A trader who conspired to manipulate futures contracts in precious metals committed those actions while working at Deutsche Bank AG, a person familiar with the matter said, and he is now cooperating with prosecutors.
The trader, David Liew, pleaded guilty to fraud on Thursday in federal court in Chicago for his role in the spoofing of contracts for gold, silver, platinum and palladium, court papers said.
Along with spoofing — placing orders without the intent of executing them in an attempt to manipulate the price — he also acknowledged front-running customers’ orders.
Liew’s cooperation suggests more headaches for Deutsche Bank and its traders.
Liew worked on his own, but also with at least three other traders at the bank to coordinate spoofing hundreds of times, practices he said he learned from his coworkers, court documents said.
Liew’s employer is described as Bank A in the plea agreement and identified as Deutsche Bank by the person familiar with the matter.
Along with the US Department of Justice, the Commodity Futures Trading Commission on Friday settled an enforcement action against Liew, banning him from trading in markets the agency oversees.
Liew’s lawyer Neil MacBride and Deutsche Bank spokesman Troy Gravitt declined to comment.
Deutsche Bank, which was not charged in the spoofing case and whose shares were little changed on Friday, has reached multiple settlements with US regulators on issues including rate-rigging and lax sanctions controls.
It in January agreed to pay US$7.2 billion to the US government over the sale of mortgage securities, while a US Federal Reserve settlement this week over its anti-money laundering lapses required the bank to bring in an outside party to oversee compliance — at least the sixth monitor in recent years.
The bank remains under the justice department’s investigation for its role in trades that allowed wealthy Russians to move about US$10 billion out of the country, though it has settled with bank regulators.

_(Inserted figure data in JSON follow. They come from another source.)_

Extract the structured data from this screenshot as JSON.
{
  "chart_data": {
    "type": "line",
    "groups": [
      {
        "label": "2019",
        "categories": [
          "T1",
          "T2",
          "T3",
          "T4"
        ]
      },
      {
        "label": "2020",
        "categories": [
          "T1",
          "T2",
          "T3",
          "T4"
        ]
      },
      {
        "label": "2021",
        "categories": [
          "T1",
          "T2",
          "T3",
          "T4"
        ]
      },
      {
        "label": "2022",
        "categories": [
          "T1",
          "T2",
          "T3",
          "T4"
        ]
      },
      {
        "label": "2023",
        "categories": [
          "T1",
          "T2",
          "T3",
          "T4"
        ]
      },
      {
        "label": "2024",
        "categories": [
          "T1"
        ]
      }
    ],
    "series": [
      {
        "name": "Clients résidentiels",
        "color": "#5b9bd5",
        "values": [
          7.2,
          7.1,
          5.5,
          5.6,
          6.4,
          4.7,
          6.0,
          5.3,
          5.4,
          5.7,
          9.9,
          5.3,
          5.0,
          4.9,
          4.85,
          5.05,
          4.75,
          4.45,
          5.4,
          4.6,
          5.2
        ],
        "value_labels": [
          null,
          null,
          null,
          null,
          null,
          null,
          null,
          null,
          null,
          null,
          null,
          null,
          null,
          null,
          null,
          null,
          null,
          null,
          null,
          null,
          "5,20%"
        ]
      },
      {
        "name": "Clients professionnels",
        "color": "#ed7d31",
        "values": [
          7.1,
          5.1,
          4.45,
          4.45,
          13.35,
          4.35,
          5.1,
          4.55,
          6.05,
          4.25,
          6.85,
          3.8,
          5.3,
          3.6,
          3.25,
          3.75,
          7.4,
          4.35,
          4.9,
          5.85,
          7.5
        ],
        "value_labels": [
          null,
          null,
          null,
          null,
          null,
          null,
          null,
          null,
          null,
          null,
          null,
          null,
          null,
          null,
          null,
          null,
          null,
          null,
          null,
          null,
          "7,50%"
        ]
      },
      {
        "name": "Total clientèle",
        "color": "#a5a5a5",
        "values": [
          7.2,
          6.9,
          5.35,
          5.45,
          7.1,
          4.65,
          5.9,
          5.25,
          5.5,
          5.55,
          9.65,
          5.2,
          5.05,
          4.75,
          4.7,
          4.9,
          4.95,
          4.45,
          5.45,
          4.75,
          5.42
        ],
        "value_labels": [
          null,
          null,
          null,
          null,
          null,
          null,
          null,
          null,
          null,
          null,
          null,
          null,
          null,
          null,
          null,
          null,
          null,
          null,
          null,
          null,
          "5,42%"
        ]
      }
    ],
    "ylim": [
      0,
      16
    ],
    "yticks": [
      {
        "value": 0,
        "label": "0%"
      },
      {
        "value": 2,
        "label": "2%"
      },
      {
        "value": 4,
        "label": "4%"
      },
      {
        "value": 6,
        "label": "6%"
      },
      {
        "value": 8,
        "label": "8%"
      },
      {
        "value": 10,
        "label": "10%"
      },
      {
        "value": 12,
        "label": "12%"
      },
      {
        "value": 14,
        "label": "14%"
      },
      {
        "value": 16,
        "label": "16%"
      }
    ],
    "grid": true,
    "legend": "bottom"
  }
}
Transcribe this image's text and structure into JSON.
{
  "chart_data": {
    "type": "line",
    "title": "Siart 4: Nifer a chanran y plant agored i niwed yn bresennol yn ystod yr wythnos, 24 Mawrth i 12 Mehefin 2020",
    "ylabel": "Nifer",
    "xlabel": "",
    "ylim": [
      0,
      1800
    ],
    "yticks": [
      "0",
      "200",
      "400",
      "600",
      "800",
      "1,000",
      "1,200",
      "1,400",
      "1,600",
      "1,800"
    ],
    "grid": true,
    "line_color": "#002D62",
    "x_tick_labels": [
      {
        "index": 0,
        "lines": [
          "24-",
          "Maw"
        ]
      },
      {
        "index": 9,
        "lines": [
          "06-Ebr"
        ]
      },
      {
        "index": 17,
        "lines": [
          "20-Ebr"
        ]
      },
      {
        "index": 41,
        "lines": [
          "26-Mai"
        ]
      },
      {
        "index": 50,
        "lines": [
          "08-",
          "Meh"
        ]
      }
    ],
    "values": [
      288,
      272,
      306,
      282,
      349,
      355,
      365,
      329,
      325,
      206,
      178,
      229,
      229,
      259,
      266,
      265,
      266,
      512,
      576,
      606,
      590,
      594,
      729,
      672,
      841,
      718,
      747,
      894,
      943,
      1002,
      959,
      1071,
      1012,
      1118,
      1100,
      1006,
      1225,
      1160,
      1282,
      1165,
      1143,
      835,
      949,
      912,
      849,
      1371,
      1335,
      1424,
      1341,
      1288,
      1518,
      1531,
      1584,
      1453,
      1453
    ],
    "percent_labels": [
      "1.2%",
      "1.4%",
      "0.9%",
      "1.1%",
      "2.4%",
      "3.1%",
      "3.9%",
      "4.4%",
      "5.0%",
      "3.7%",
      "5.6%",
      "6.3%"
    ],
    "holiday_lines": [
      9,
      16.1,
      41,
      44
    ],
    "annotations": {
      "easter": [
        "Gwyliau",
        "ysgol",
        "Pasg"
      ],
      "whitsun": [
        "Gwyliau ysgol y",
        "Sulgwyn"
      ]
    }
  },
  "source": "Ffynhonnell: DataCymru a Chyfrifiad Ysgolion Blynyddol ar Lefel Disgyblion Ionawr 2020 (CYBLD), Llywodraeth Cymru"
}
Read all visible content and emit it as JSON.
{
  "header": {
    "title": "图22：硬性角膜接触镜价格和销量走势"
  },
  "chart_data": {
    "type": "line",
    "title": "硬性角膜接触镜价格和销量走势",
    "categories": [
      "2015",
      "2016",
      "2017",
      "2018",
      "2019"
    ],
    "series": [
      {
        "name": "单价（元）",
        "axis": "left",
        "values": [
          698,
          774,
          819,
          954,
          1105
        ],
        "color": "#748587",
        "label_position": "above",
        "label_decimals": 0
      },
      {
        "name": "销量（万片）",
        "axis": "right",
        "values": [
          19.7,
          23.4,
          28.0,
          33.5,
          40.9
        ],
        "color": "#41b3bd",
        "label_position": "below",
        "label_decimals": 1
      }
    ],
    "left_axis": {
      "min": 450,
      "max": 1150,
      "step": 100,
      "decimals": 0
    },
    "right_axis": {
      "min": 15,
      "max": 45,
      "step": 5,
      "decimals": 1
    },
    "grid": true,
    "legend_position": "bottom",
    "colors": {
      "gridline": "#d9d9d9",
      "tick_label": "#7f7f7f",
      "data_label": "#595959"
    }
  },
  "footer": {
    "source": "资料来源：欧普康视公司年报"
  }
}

The case against Liew is the first fruit of the federal criminal investigation into whether traders at some of the world’s biggest banks conspired to manipulate prices in precious-metals markets.
Prosecutors have pursued spoofing charges more aggressively since the adoption of the Dodd-Frank financial law, which made the practice illegal, most notably charging a British trader with contributing to the “flash crash” of 2010.
They now have the help of Liew, who was charged in January under seal and is providing the government with information.
Liew joined the bank in July 2009 after receiving his bachelor’s degree as part of the bank’s global analyst program, court documents said.
Later that year, he was installed at the bank’s metals trading desk in the Asia-Pacific region, where he learned how to spoof from experienced metals traders, the documents said.
Liew until February 2012 worked with other traders at the bank to rig precious metals futures by transmitting orders to the Chicago Mercantile Exchange that they never intended to fill, court papers said.
Liew and the conspirators sought to create a false sense of supply or demand to drive the price of precious metals futures contracts up or down, or artificially increase the number of participants willing to transact at the existing price, the plea agreement said.
Liew and his conspirators could profit or mitigate losses by executing their positions before the spoof order, the agreement said.